Roy was involved in robotics research and theories about child development in language back in 2005, when he and his wife (and collaborator Rupal Patel) discovered they were expecting a child. Inspired by the emerging phenomenon known as big data, the two hatched a plan to use their home as a lab for studying the development of language in a natural setting by recording video and audio of the entire process, or at least eight hours per day of the process.

Roy and his research team amassed more than 200,000 hours of video tape after considerations for privacy of people entering the home were taken into consideration. By analyzing a near-complete record of the first two years of his son's life, they were able to follow the process of how and when individual words were learned. They called them word births.

Roy believes that words with unique wordscapes (patterns of when and where a word was repeatedly heard or used) tend to be learned earlier and more easily, and suggests ways to help children learn language more effectively by manipulating the non-linguistic contexts in which they experience language. He also discovered what he thinks are deep connections between words and grammar acquisition that suggest paths for future research. For example, he was able to identify a significant halt in the pace his son was learning individual words only to discover the skill to put words together had taken off.

This home experiment with big data showed Roy and one of his students, Michael Fleischman, that the study could be applied to broader mediums and soon they applied it to television.
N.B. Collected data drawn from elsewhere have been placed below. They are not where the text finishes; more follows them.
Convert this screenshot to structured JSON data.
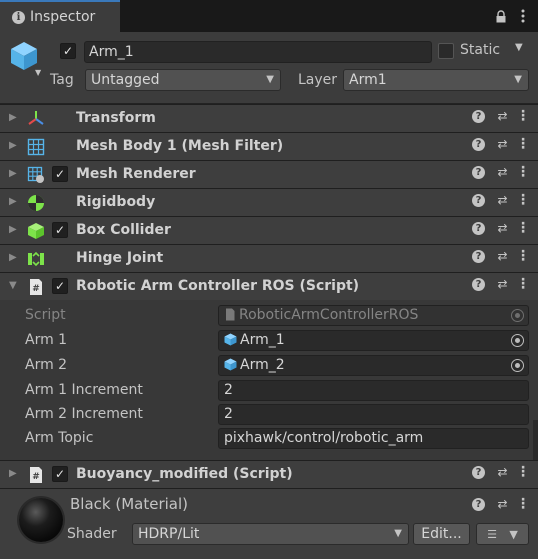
{
  "window": {
    "tab_label": "Inspector",
    "tab_icon": "info-icon",
    "tools": [
      "lock-icon",
      "kebab-menu-icon"
    ]
  },
  "header": {
    "active": true,
    "name": "Arm_1",
    "static_label": "Static",
    "static_checked": false,
    "tag_label": "Tag",
    "tag_value": "Untagged",
    "layer_label": "Layer",
    "layer_value": "Arm1"
  },
  "components": [
    {
      "name": "Transform",
      "icon": "transform-icon",
      "has_checkbox": false,
      "expanded": false
    },
    {
      "name": "Mesh Body 1 (Mesh Filter)",
      "icon": "mesh-filter-icon",
      "has_checkbox": false,
      "expanded": false
    },
    {
      "name": "Mesh Renderer",
      "icon": "mesh-renderer-icon",
      "has_checkbox": true,
      "checked": true,
      "expanded": false
    },
    {
      "name": "Rigidbody",
      "icon": "rigidbody-icon",
      "has_checkbox": false,
      "expanded": false
    },
    {
      "name": "Box Collider",
      "icon": "box-collider-icon",
      "has_checkbox": true,
      "checked": true,
      "expanded": false
    },
    {
      "name": "Hinge Joint",
      "icon": "hinge-joint-icon",
      "has_checkbox": false,
      "expanded": false
    },
    {
      "name": "Robotic Arm Controller ROS (Script)",
      "icon": "script-icon",
      "has_checkbox": true,
      "checked": true,
      "expanded": true
    }
  ],
  "script_props": {
    "script_label": "Script",
    "script_value": "RoboticArmControllerROS",
    "arm1_label": "Arm 1",
    "arm1_value": "Arm_1",
    "arm2_label": "Arm 2",
    "arm2_value": "Arm_2",
    "arm1_inc_label": "Arm 1 Increment",
    "arm1_inc_value": "2",
    "arm2_inc_label": "Arm 2 Increment",
    "arm2_inc_value": "2",
    "topic_label": "Arm Topic",
    "topic_value": "pixhawk/control/robotic_arm"
  },
  "buoyancy": {
    "name": "Buoyancy_modified (Script)",
    "icon": "script-icon",
    "checked": true,
    "expanded": false
  },
  "material": {
    "name": "Black (Material)",
    "shader_label": "Shader",
    "shader_value": "HDRP/Lit",
    "edit_label": "Edit..."
  },
  "colors": {
    "panel_bg": "#383838",
    "header_bg": "#3e3e3e",
    "field_bg": "#2a2a2a",
    "accent": "#3a79bb",
    "cube_icon": "#56b4e9",
    "collider_green": "#7de34a"
  }
}
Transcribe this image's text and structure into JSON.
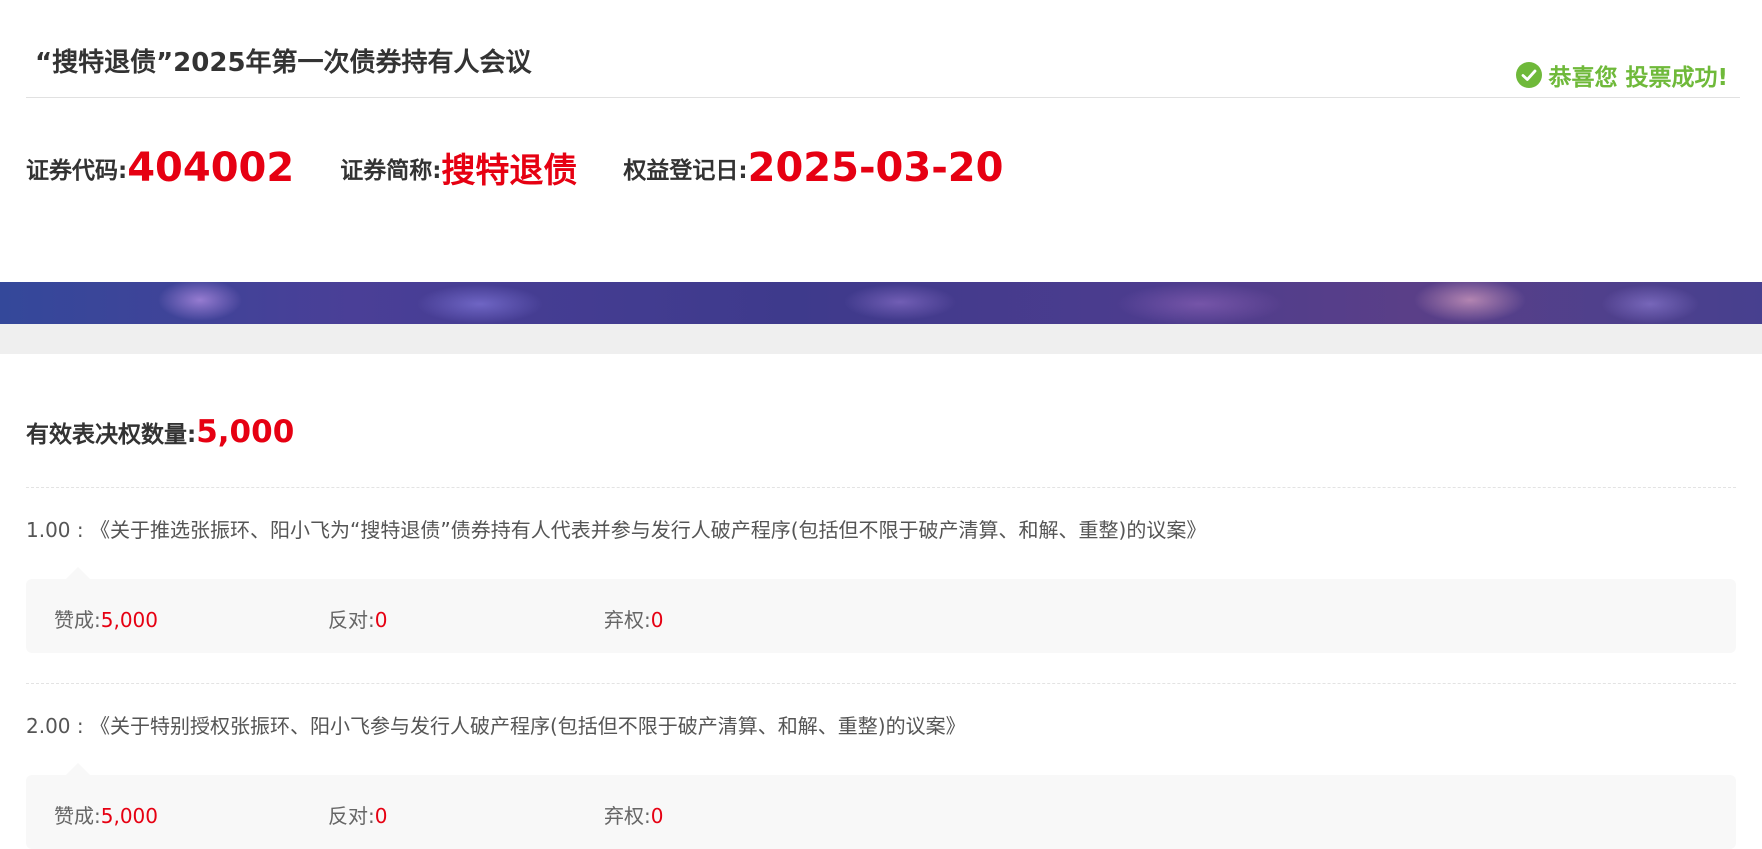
{
  "header": {
    "meeting_title": "“搜特退债”2025年第一次债券持有人会议",
    "success_message": "恭喜您 投票成功!",
    "success_icon": "check-circle-icon",
    "success_color": "#6fb93a"
  },
  "info": {
    "code_label": "证券代码:",
    "code_value": "404002",
    "short_name_label": "证券简称:",
    "short_name_value": "搜特退债",
    "record_date_label": "权益登记日:",
    "record_date_value": "2025-03-20"
  },
  "votes": {
    "label": "有效表决权数量:",
    "value": "5,000"
  },
  "proposals": [
    {
      "number": "1.00 :",
      "title": "《关于推选张振环、阳小飞为“搜特退债”债券持有人代表并参与发行人破产程序(包括但不限于破产清算、和解、重整)的议案》",
      "for_label": "赞成:",
      "for_value": "5,000",
      "against_label": "反对:",
      "against_value": "0",
      "abstain_label": "弃权:",
      "abstain_value": "0"
    },
    {
      "number": "2.00 :",
      "title": "《关于特别授权张振环、阳小飞参与发行人破产程序(包括但不限于破产清算、和解、重整)的议案》",
      "for_label": "赞成:",
      "for_value": "5,000",
      "against_label": "反对:",
      "against_value": "0",
      "abstain_label": "弃权:",
      "abstain_value": "0"
    }
  ],
  "colors": {
    "accent_red": "#e60012",
    "text_dark": "#333333",
    "banner": "#3e3a8c"
  }
}
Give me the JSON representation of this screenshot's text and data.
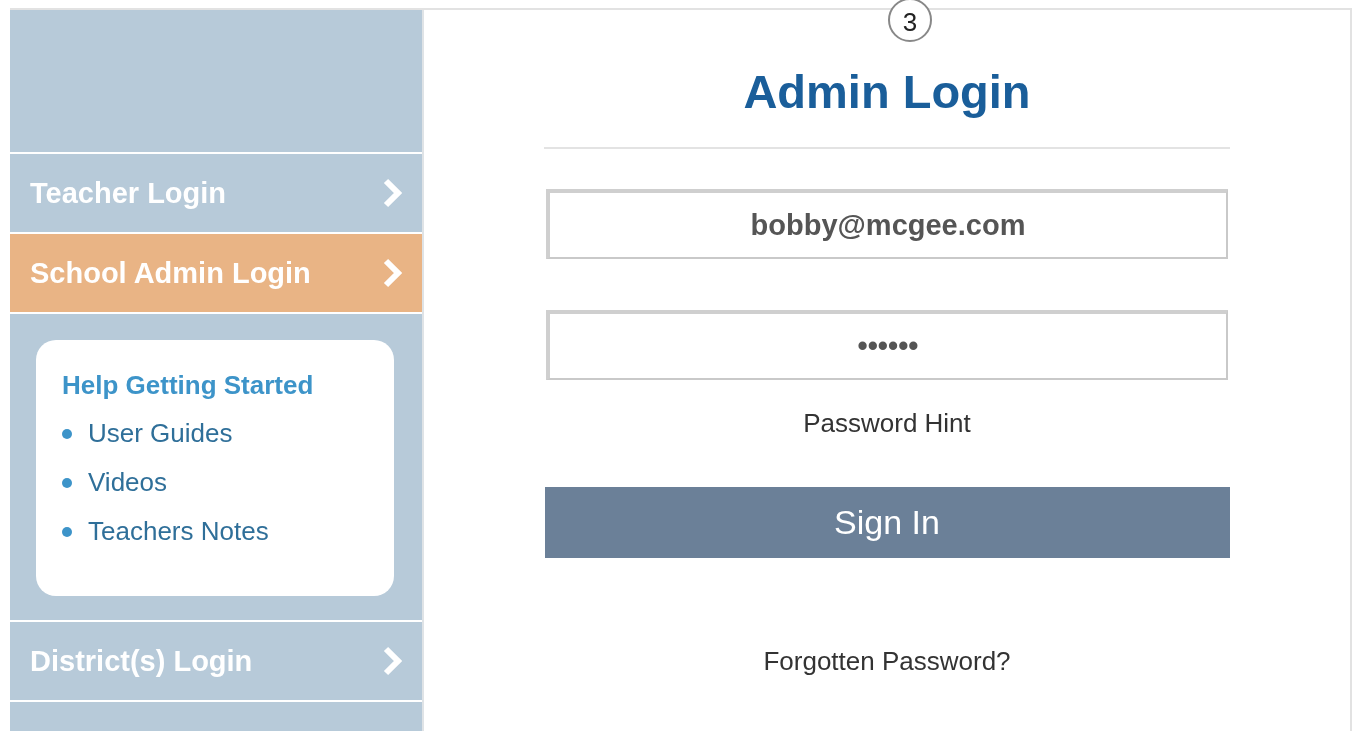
{
  "step_badge": "3",
  "sidebar": {
    "items": [
      {
        "label": "Teacher Login",
        "selected": false
      },
      {
        "label": "School Admin Login",
        "selected": true
      },
      {
        "label": "District(s) Login",
        "selected": false
      }
    ],
    "help": {
      "title": "Help Getting Started",
      "links": [
        "User Guides",
        "Videos",
        "Teachers Notes"
      ]
    }
  },
  "login": {
    "title": "Admin Login",
    "email": "bobby@mcgee.com",
    "password": "••••••",
    "hint_link": "Password Hint",
    "submit": "Sign In",
    "forgot_link": "Forgotten Password?"
  }
}
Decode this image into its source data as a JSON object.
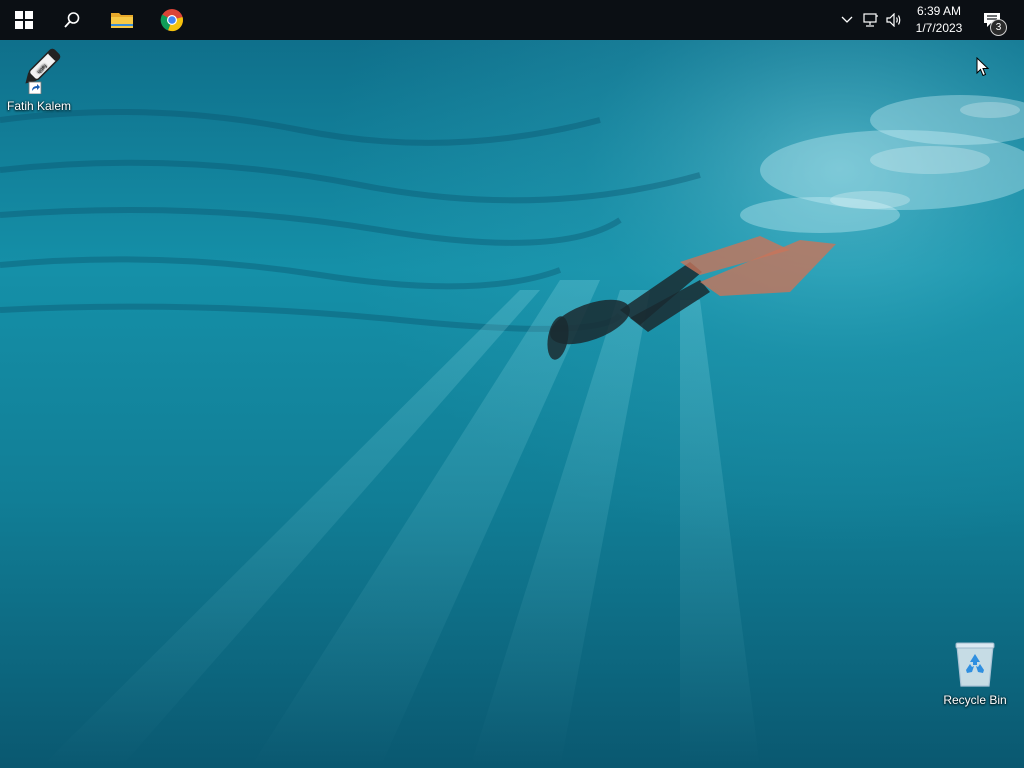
{
  "taskbar": {
    "start": {
      "icon": "windows-logo-icon"
    },
    "search": {
      "icon": "search-icon"
    },
    "pinned": [
      {
        "name": "File Explorer",
        "icon": "folder-icon"
      },
      {
        "name": "Google Chrome",
        "icon": "chrome-icon"
      }
    ],
    "tray": {
      "overflow_icon": "chevron-up-icon",
      "network_icon": "network-icon",
      "volume_icon": "volume-icon",
      "time": "6:39 AM",
      "date": "1/7/2023",
      "notification_icon": "action-center-icon",
      "notification_count": "3"
    }
  },
  "desktop": {
    "icons": [
      {
        "label": "Fatih Kalem",
        "icon": "pen-shortcut-icon"
      },
      {
        "label": "Recycle Bin",
        "icon": "recycle-bin-icon"
      }
    ]
  },
  "colors": {
    "taskbar": "#0b0f14",
    "water_top": "#0d5f7a",
    "water_mid": "#127f98",
    "water_bottom": "#0b5a72"
  }
}
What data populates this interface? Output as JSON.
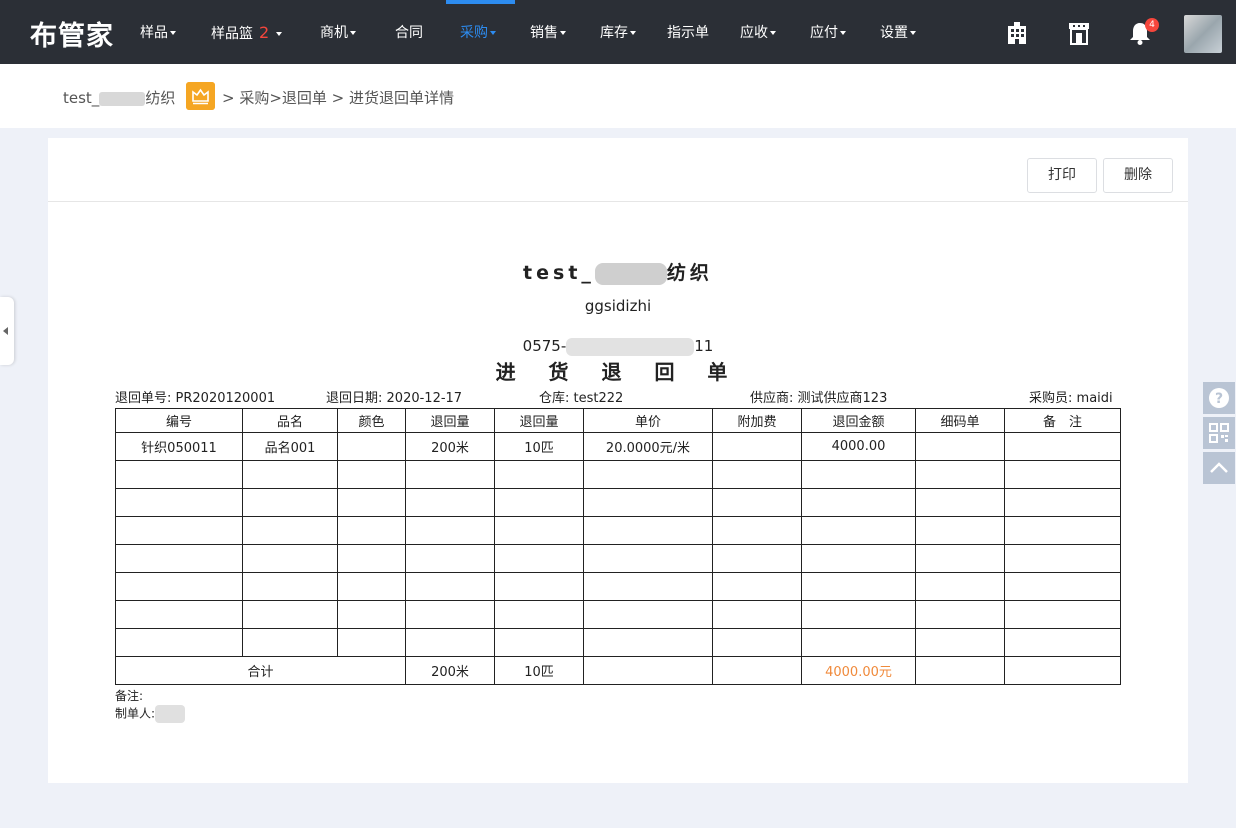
{
  "app": {
    "logo": "布管家"
  },
  "nav": {
    "items": [
      {
        "label": "样品",
        "caret": true
      },
      {
        "label": "样品篮",
        "badge": "2",
        "caret": true
      },
      {
        "label": "商机",
        "caret": true
      },
      {
        "label": "合同",
        "caret": false
      },
      {
        "label": "采购",
        "caret": true,
        "active": true
      },
      {
        "label": "销售",
        "caret": true
      },
      {
        "label": "库存",
        "caret": true
      },
      {
        "label": "指示单",
        "caret": false
      },
      {
        "label": "应收",
        "caret": true
      },
      {
        "label": "应付",
        "caret": true
      },
      {
        "label": "设置",
        "caret": true
      }
    ],
    "notification_count": "4",
    "icons": [
      "building-icon",
      "store-icon",
      "bell-icon",
      "avatar"
    ]
  },
  "breadcrumb": {
    "company_prefix": "test_",
    "company_suffix": "纺织",
    "path": "> 采购>退回单 > 进货退回单详情"
  },
  "toolbar": {
    "print_label": "打印",
    "delete_label": "删除"
  },
  "document": {
    "company_prefix": "test_",
    "company_suffix": "纺织",
    "address": "ggsidizhi",
    "phone_prefix": "0575-",
    "phone_suffix": "11",
    "title": "进 货 退 回 单",
    "meta": {
      "return_no_label": "退回单号:",
      "return_no": "PR2020120001",
      "return_date_label": "退回日期:",
      "return_date": "2020-12-17",
      "warehouse_label": "仓库:",
      "warehouse": "test222",
      "supplier_label": "供应商:",
      "supplier": "测试供应商123",
      "buyer_label": "采购员:",
      "buyer": "maidi"
    },
    "table": {
      "headers": [
        "编号",
        "品名",
        "颜色",
        "退回量",
        "退回量",
        "单价",
        "附加费",
        "退回金额",
        "细码单",
        "备　注"
      ],
      "rows": [
        [
          "针织050011",
          "品名001",
          "",
          "200米",
          "10匹",
          "20.0000元/米",
          "",
          "4000.00",
          "",
          ""
        ]
      ],
      "empty_rows": 7,
      "total": {
        "label": "合计",
        "qty1": "200米",
        "qty2": "10匹",
        "amount": "4000.00元"
      }
    },
    "remark_label": "备注:",
    "creator_label": "制单人:"
  },
  "colors": {
    "nav_bg": "#2b2f36",
    "active": "#2d8cf0",
    "badge": "#f5463c",
    "total_amount": "#f08a3b",
    "page_bg": "#eef1f8"
  }
}
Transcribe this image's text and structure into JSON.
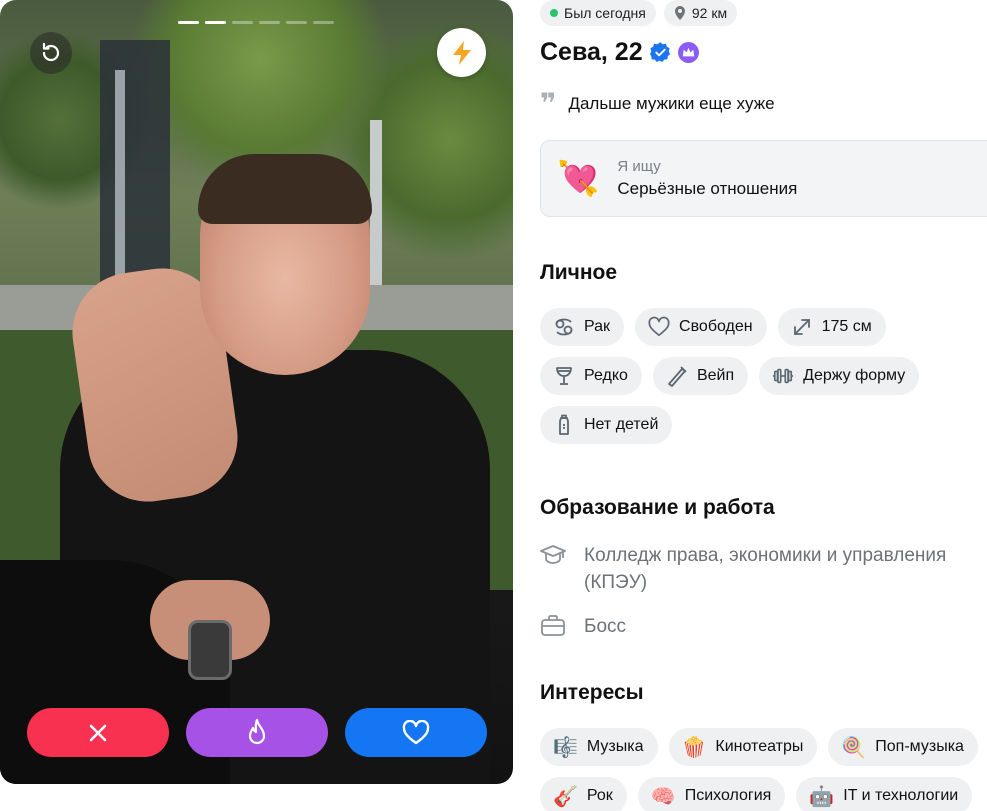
{
  "photo": {
    "progress_total": 6,
    "progress_active": 2
  },
  "status": {
    "online": "Был сегодня",
    "distance": "92 км"
  },
  "profile": {
    "name_age": "Сева, 22",
    "quote": "Дальше мужики еще хуже"
  },
  "looking_for": {
    "label": "Я ищу",
    "value": "Серьёзные отношения",
    "emoji": "💘"
  },
  "personal": {
    "title": "Личное",
    "items": [
      {
        "icon": "zodiac-cancer-icon",
        "label": "Рак"
      },
      {
        "icon": "heart-outline-icon",
        "label": "Свободен"
      },
      {
        "icon": "height-arrows-icon",
        "label": "175 см"
      },
      {
        "icon": "wine-glass-icon",
        "label": "Редко"
      },
      {
        "icon": "vape-icon",
        "label": "Вейп"
      },
      {
        "icon": "dumbbell-icon",
        "label": "Держу форму"
      },
      {
        "icon": "baby-bottle-icon",
        "label": "Нет детей"
      }
    ]
  },
  "education": {
    "title": "Образование и работа",
    "school": "Колледж права, экономики и управления (КПЭУ)",
    "job": "Босс"
  },
  "interests": {
    "title": "Интересы",
    "items": [
      {
        "emoji": "🎼",
        "label": "Музыка"
      },
      {
        "emoji": "🍿",
        "label": "Кинотеатры"
      },
      {
        "emoji": "🍭",
        "label": "Поп-музыка"
      },
      {
        "emoji": "🎸",
        "label": "Рок"
      },
      {
        "emoji": "🧠",
        "label": "Психология"
      },
      {
        "emoji": "🤖",
        "label": "IT и технологии"
      }
    ]
  },
  "colors": {
    "dislike": "#f7314f",
    "superlike": "#a652e6",
    "like": "#1476f2",
    "boost": "#f5a623",
    "online": "#2cc46b"
  }
}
Fleischman subsequently submitted a paper called "Grounding Language in Events" for his doctorate, in which he described the system he built for watching hundred hours of baseball games and learned to link sports commentary language (i.e. words such as "fly ball") to their associated visual meanings.

It is this kind of analysis that is now being applied to social media communications, which Roy calls a fundamentally new mode of communication. Together, Roy and Fleischman founded Bluefin Labs using their ideas from MIT to analyze the chatter of social media and tie it to various broadcasts of television shows, ads and political events.

Roy concludes that "Massive new flows of data coupled with practically limitless computational power are unleashing profound transformations throughout the cognitive and social sciences. And even as we advance our understanding of ourselves, the same technological forces are driving unprecedented changes in how we communicate and interact with each other. All of this I see as natural steps in our quest to become an increasingly self-aware and connected species.